Dr. Mariann Grawe-Gerber

Dr Mariann Grawe-Gerber is the founder of the Klaus Grawe Institute and president of the Board of the Klaus Grawe Foundation.

She graduated from Zurich University Law School in Switzerland and the Graduate School of Arts and Science at New York University, New York, USA, in Clinical and Social Psychology. In New York, she completed her clinical internship and worked in a Child Psychiatry Unit for substance-abusing children. While in New York, she was also trained at the Ackerman Institute for Family Therapy in Manhattan.

After her return to Switzerland, she began working as a clinical psychologist at the Outpatient Clinic of the Department of Clinical Psychology at Zurich University, where she was also involved in psychotherapy research projects.

In 1992 she received her Doctorate in Clinical Psychology with summa cum laude.
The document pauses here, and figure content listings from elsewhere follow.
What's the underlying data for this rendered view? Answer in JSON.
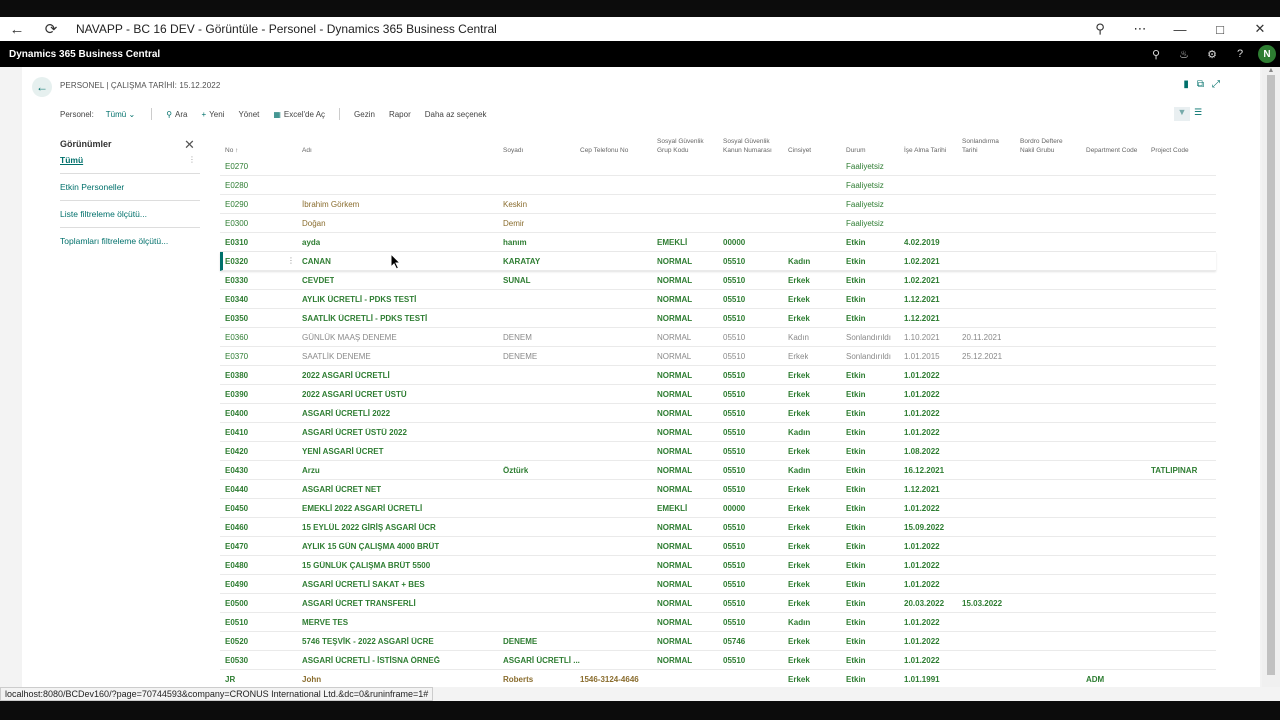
{
  "window": {
    "title": "NAVAPP - BC 16 DEV - Görüntüle - Personel - Dynamics 365 Business Central"
  },
  "app": {
    "name": "Dynamics 365 Business Central",
    "avatar": "N"
  },
  "page": {
    "breadcrumb": "PERSONEL | ÇALIŞMA TARİHİ: 15.12.2022"
  },
  "actions": {
    "filter_label": "Personel:",
    "filter_value": "Tümü",
    "search": "Ara",
    "new": "Yeni",
    "manage": "Yönet",
    "excel": "Excel'de Aç",
    "navigate": "Gezin",
    "report": "Rapor",
    "fewer": "Daha az seçenek"
  },
  "views": {
    "title": "Görünümler",
    "items": [
      "Tümü",
      "Etkin Personeller",
      "Liste filtreleme ölçütü...",
      "Toplamları filtreleme ölçütü..."
    ]
  },
  "columns": {
    "no": "No ↑",
    "adi": "Adı",
    "soyadi": "Soyadı",
    "tel": "Cep Telefonu No",
    "sgk_grup_1": "Sosyal Güvenlik",
    "sgk_grup_2": "Grup Kodu",
    "sgk_kanun_1": "Sosyal Güvenlik",
    "sgk_kanun_2": "Kanun Numarası",
    "cinsiyet": "Cinsiyet",
    "durum": "Durum",
    "ise_alma": "İşe Alma Tarihi",
    "sonlandirma_1": "Sonlandırma",
    "sonlandirma_2": "Tarihi",
    "bordro_1": "Bordro Deftere",
    "bordro_2": "Nakil Grubu",
    "dept": "Department Code",
    "project": "Project Code"
  },
  "rows": [
    {
      "no": "E0270",
      "adi": "",
      "soyadi": "",
      "tel": "",
      "grup": "",
      "kanun": "",
      "cinsiyet": "",
      "durum": "Faaliyetsiz",
      "ise": "",
      "son": "",
      "dept": "",
      "proj": "",
      "kind": "plain"
    },
    {
      "no": "E0280",
      "adi": "",
      "soyadi": "",
      "tel": "",
      "grup": "",
      "kanun": "",
      "cinsiyet": "",
      "durum": "Faaliyetsiz",
      "ise": "",
      "son": "",
      "dept": "",
      "proj": "",
      "kind": "plain"
    },
    {
      "no": "E0290",
      "adi": "İbrahim Görkem",
      "soyadi": "Keskin",
      "tel": "",
      "grup": "",
      "kanun": "",
      "cinsiyet": "",
      "durum": "Faaliyetsiz",
      "ise": "",
      "son": "",
      "dept": "",
      "proj": "",
      "kind": "plain"
    },
    {
      "no": "E0300",
      "adi": "Doğan",
      "soyadi": "Demir",
      "tel": "",
      "grup": "",
      "kanun": "",
      "cinsiyet": "",
      "durum": "Faaliyetsiz",
      "ise": "",
      "son": "",
      "dept": "",
      "proj": "",
      "kind": "plain"
    },
    {
      "no": "E0310",
      "adi": "ayda",
      "soyadi": "hanım",
      "tel": "",
      "grup": "EMEKLİ",
      "kanun": "00000",
      "cinsiyet": "",
      "durum": "Etkin",
      "ise": "4.02.2019",
      "son": "",
      "dept": "",
      "proj": "",
      "kind": "active"
    },
    {
      "no": "E0320",
      "adi": "CANAN",
      "soyadi": "KARATAY",
      "tel": "",
      "grup": "NORMAL",
      "kanun": "05510",
      "cinsiyet": "Kadın",
      "durum": "Etkin",
      "ise": "1.02.2021",
      "son": "",
      "dept": "",
      "proj": "",
      "kind": "active",
      "selected": true
    },
    {
      "no": "E0330",
      "adi": "CEVDET",
      "soyadi": "SUNAL",
      "tel": "",
      "grup": "NORMAL",
      "kanun": "05510",
      "cinsiyet": "Erkek",
      "durum": "Etkin",
      "ise": "1.02.2021",
      "son": "",
      "dept": "",
      "proj": "",
      "kind": "active"
    },
    {
      "no": "E0340",
      "adi": "AYLIK ÜCRETLİ - PDKS TESTİ",
      "soyadi": "",
      "tel": "",
      "grup": "NORMAL",
      "kanun": "05510",
      "cinsiyet": "Erkek",
      "durum": "Etkin",
      "ise": "1.12.2021",
      "son": "",
      "dept": "",
      "proj": "",
      "kind": "active"
    },
    {
      "no": "E0350",
      "adi": "SAATLİK ÜCRETLİ - PDKS TESTİ",
      "soyadi": "",
      "tel": "",
      "grup": "NORMAL",
      "kanun": "05510",
      "cinsiyet": "Erkek",
      "durum": "Etkin",
      "ise": "1.12.2021",
      "son": "",
      "dept": "",
      "proj": "",
      "kind": "active"
    },
    {
      "no": "E0360",
      "adi": "GÜNLÜK MAAŞ DENEME",
      "soyadi": "DENEM",
      "tel": "",
      "grup": "NORMAL",
      "kanun": "05510",
      "cinsiyet": "Kadın",
      "durum": "Sonlandırıldı",
      "ise": "1.10.2021",
      "son": "20.11.2021",
      "dept": "",
      "proj": "",
      "kind": "dim"
    },
    {
      "no": "E0370",
      "adi": "SAATLİK DENEME",
      "soyadi": "DENEME",
      "tel": "",
      "grup": "NORMAL",
      "kanun": "05510",
      "cinsiyet": "Erkek",
      "durum": "Sonlandırıldı",
      "ise": "1.01.2015",
      "son": "25.12.2021",
      "dept": "",
      "proj": "",
      "kind": "dim"
    },
    {
      "no": "E0380",
      "adi": "2022 ASGARİ ÜCRETLİ",
      "soyadi": "",
      "tel": "",
      "grup": "NORMAL",
      "kanun": "05510",
      "cinsiyet": "Erkek",
      "durum": "Etkin",
      "ise": "1.01.2022",
      "son": "",
      "dept": "",
      "proj": "",
      "kind": "active"
    },
    {
      "no": "E0390",
      "adi": "2022 ASGARİ ÜCRET ÜSTÜ",
      "soyadi": "",
      "tel": "",
      "grup": "NORMAL",
      "kanun": "05510",
      "cinsiyet": "Erkek",
      "durum": "Etkin",
      "ise": "1.01.2022",
      "son": "",
      "dept": "",
      "proj": "",
      "kind": "active"
    },
    {
      "no": "E0400",
      "adi": "ASGARİ ÜCRETLİ 2022",
      "soyadi": "",
      "tel": "",
      "grup": "NORMAL",
      "kanun": "05510",
      "cinsiyet": "Erkek",
      "durum": "Etkin",
      "ise": "1.01.2022",
      "son": "",
      "dept": "",
      "proj": "",
      "kind": "active"
    },
    {
      "no": "E0410",
      "adi": "ASGARİ ÜCRET ÜSTÜ 2022",
      "soyadi": "",
      "tel": "",
      "grup": "NORMAL",
      "kanun": "05510",
      "cinsiyet": "Kadın",
      "durum": "Etkin",
      "ise": "1.01.2022",
      "son": "",
      "dept": "",
      "proj": "",
      "kind": "active"
    },
    {
      "no": "E0420",
      "adi": "YENİ ASGARİ ÜCRET",
      "soyadi": "",
      "tel": "",
      "grup": "NORMAL",
      "kanun": "05510",
      "cinsiyet": "Erkek",
      "durum": "Etkin",
      "ise": "1.08.2022",
      "son": "",
      "dept": "",
      "proj": "",
      "kind": "active"
    },
    {
      "no": "E0430",
      "adi": "Arzu",
      "soyadi": "Öztürk",
      "tel": "",
      "grup": "NORMAL",
      "kanun": "05510",
      "cinsiyet": "Kadın",
      "durum": "Etkin",
      "ise": "16.12.2021",
      "son": "",
      "dept": "",
      "proj": "TATLIPINAR",
      "kind": "active"
    },
    {
      "no": "E0440",
      "adi": "ASGARİ ÜCRET NET",
      "soyadi": "",
      "tel": "",
      "grup": "NORMAL",
      "kanun": "05510",
      "cinsiyet": "Erkek",
      "durum": "Etkin",
      "ise": "1.12.2021",
      "son": "",
      "dept": "",
      "proj": "",
      "kind": "active"
    },
    {
      "no": "E0450",
      "adi": "EMEKLİ 2022 ASGARİ ÜCRETLİ",
      "soyadi": "",
      "tel": "",
      "grup": "EMEKLİ",
      "kanun": "00000",
      "cinsiyet": "Erkek",
      "durum": "Etkin",
      "ise": "1.01.2022",
      "son": "",
      "dept": "",
      "proj": "",
      "kind": "active"
    },
    {
      "no": "E0460",
      "adi": "15 EYLÜL 2022 GİRİŞ ASGARİ ÜCR",
      "soyadi": "",
      "tel": "",
      "grup": "NORMAL",
      "kanun": "05510",
      "cinsiyet": "Erkek",
      "durum": "Etkin",
      "ise": "15.09.2022",
      "son": "",
      "dept": "",
      "proj": "",
      "kind": "active"
    },
    {
      "no": "E0470",
      "adi": "AYLIK 15 GÜN ÇALIŞMA 4000 BRÜT",
      "soyadi": "",
      "tel": "",
      "grup": "NORMAL",
      "kanun": "05510",
      "cinsiyet": "Erkek",
      "durum": "Etkin",
      "ise": "1.01.2022",
      "son": "",
      "dept": "",
      "proj": "",
      "kind": "active"
    },
    {
      "no": "E0480",
      "adi": "15 GÜNLÜK ÇALIŞMA BRÜT 5500",
      "soyadi": "",
      "tel": "",
      "grup": "NORMAL",
      "kanun": "05510",
      "cinsiyet": "Erkek",
      "durum": "Etkin",
      "ise": "1.01.2022",
      "son": "",
      "dept": "",
      "proj": "",
      "kind": "active"
    },
    {
      "no": "E0490",
      "adi": "ASGARİ ÜCRETLİ SAKAT + BES",
      "soyadi": "",
      "tel": "",
      "grup": "NORMAL",
      "kanun": "05510",
      "cinsiyet": "Erkek",
      "durum": "Etkin",
      "ise": "1.01.2022",
      "son": "",
      "dept": "",
      "proj": "",
      "kind": "active"
    },
    {
      "no": "E0500",
      "adi": "ASGARİ ÜCRET TRANSFERLİ",
      "soyadi": "",
      "tel": "",
      "grup": "NORMAL",
      "kanun": "05510",
      "cinsiyet": "Erkek",
      "durum": "Etkin",
      "ise": "20.03.2022",
      "son": "15.03.2022",
      "dept": "",
      "proj": "",
      "kind": "active"
    },
    {
      "no": "E0510",
      "adi": "MERVE TES",
      "soyadi": "",
      "tel": "",
      "grup": "NORMAL",
      "kanun": "05510",
      "cinsiyet": "Kadın",
      "durum": "Etkin",
      "ise": "1.01.2022",
      "son": "",
      "dept": "",
      "proj": "",
      "kind": "active"
    },
    {
      "no": "E0520",
      "adi": "5746 TEŞVİK - 2022 ASGARİ ÜCRE",
      "soyadi": "DENEME",
      "tel": "",
      "grup": "NORMAL",
      "kanun": "05746",
      "cinsiyet": "Erkek",
      "durum": "Etkin",
      "ise": "1.01.2022",
      "son": "",
      "dept": "",
      "proj": "",
      "kind": "active"
    },
    {
      "no": "E0530",
      "adi": "ASGARİ ÜCRETLİ - İSTİSNA ÖRNEĞ",
      "soyadi": "ASGARİ ÜCRETLİ ...",
      "tel": "",
      "grup": "NORMAL",
      "kanun": "05510",
      "cinsiyet": "Erkek",
      "durum": "Etkin",
      "ise": "1.01.2022",
      "son": "",
      "dept": "",
      "proj": "",
      "kind": "active"
    },
    {
      "no": "JR",
      "adi": "John",
      "soyadi": "Roberts",
      "tel": "1546-3124-4646",
      "grup": "",
      "kanun": "",
      "cinsiyet": "Erkek",
      "durum": "Etkin",
      "ise": "1.01.1991",
      "son": "",
      "dept": "ADM",
      "proj": "",
      "kind": "john"
    }
  ],
  "status": {
    "url": "localhost:8080/BCDev160/?page=70744593&company=CRONUS International Ltd.&dc=0&runinframe=1#"
  }
}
For her doctoral thesis, „The psychotherapeutic process from an interpersonal perspective“, she won the Faculty Prize from the University of Berne.

In 1992 she joined Professor Klaus Grawe’s clinical and psychotherapy research team at Bern University, where he was Head of the Department of Clinical Psychology. She also worked as a clinician in a private psychiatric practice.
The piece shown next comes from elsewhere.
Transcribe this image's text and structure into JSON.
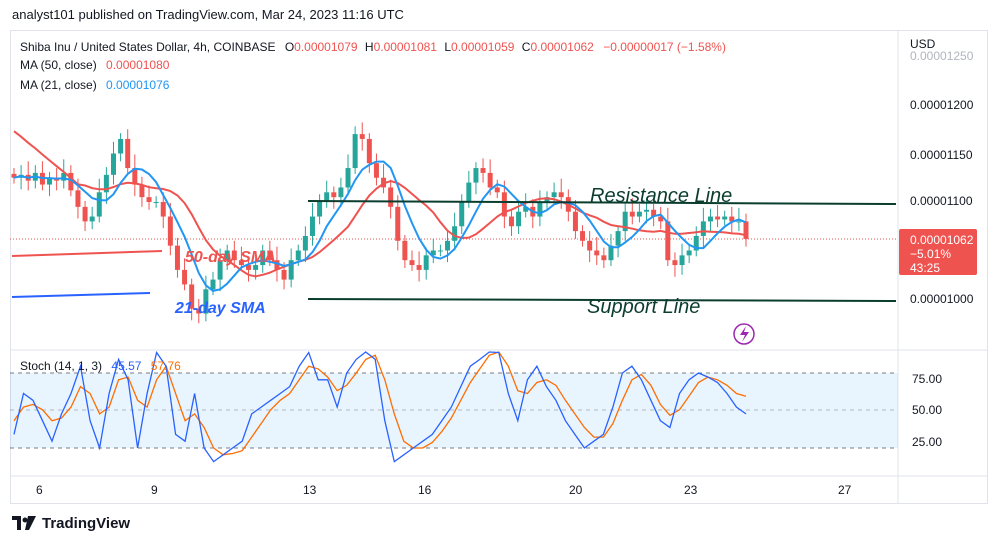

Together with Klaus Grawe and Barbara Heiniger Haldimann, she developed the first empirically-oriented psychotherapy training program. She worked at the outpatient clinic, where the new empirically based, non-school oriented psychological therapy was put into practice, and its effectiveness investigated.
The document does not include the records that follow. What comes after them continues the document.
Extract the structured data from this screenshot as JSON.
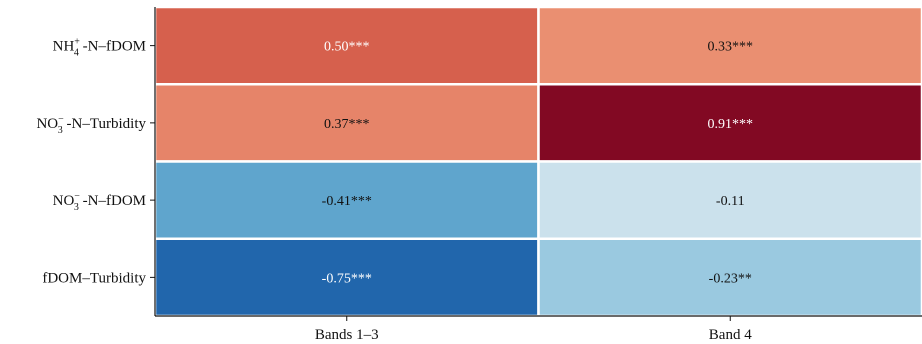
{
  "chart_data": {
    "type": "heatmap",
    "title": "",
    "xlabel": "",
    "ylabel": "",
    "columns": [
      "Bands 1–3",
      "Band 4"
    ],
    "rows": [
      {
        "base": "NH",
        "sub": "4",
        "sup": "+",
        "rest": " -N–fDOM"
      },
      {
        "base": "NO",
        "sub": "3",
        "sup": "−",
        "rest": " -N–Turbidity"
      },
      {
        "base": "NO",
        "sub": "3",
        "sup": "−",
        "rest": " -N–fDOM"
      },
      {
        "base": "fDOM–Turbidity",
        "sub": "",
        "sup": "",
        "rest": ""
      }
    ],
    "values": [
      [
        0.5,
        0.33
      ],
      [
        0.37,
        0.91
      ],
      [
        -0.41,
        -0.11
      ],
      [
        -0.75,
        -0.23
      ]
    ],
    "labels": [
      [
        "0.50***",
        "0.33***"
      ],
      [
        "0.37***",
        "0.91***"
      ],
      [
        "-0.41***",
        "-0.11"
      ],
      [
        "-0.75***",
        "-0.23**"
      ]
    ],
    "colormap": "RdBu_r",
    "color_range": [
      -1,
      1
    ],
    "grid": false,
    "legend": "none"
  }
}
In 1999 the Institute of Psychological Therapy was opened in Zurich and was then named after Klaus Grawe after his death in 2005.

At the Klaus Grawe Institute for Psychological Therapy, which she directs together with Barbara Heiniger Haldimann, she teaches marital therapy, family therapy, individual case conceptualisation and couple- or family-based interventions to treat psychological problems and mental disorders. Her main interest lies in the interpersonal context of psychological problems and the combination of disorder-specific interventions with relationship changes.

As president of the Klaus Grawe Foundation board, she is also active in improving the dissemination of empirically-based psychological therapy and interventions and preventing the development of mental disorders in children and adults.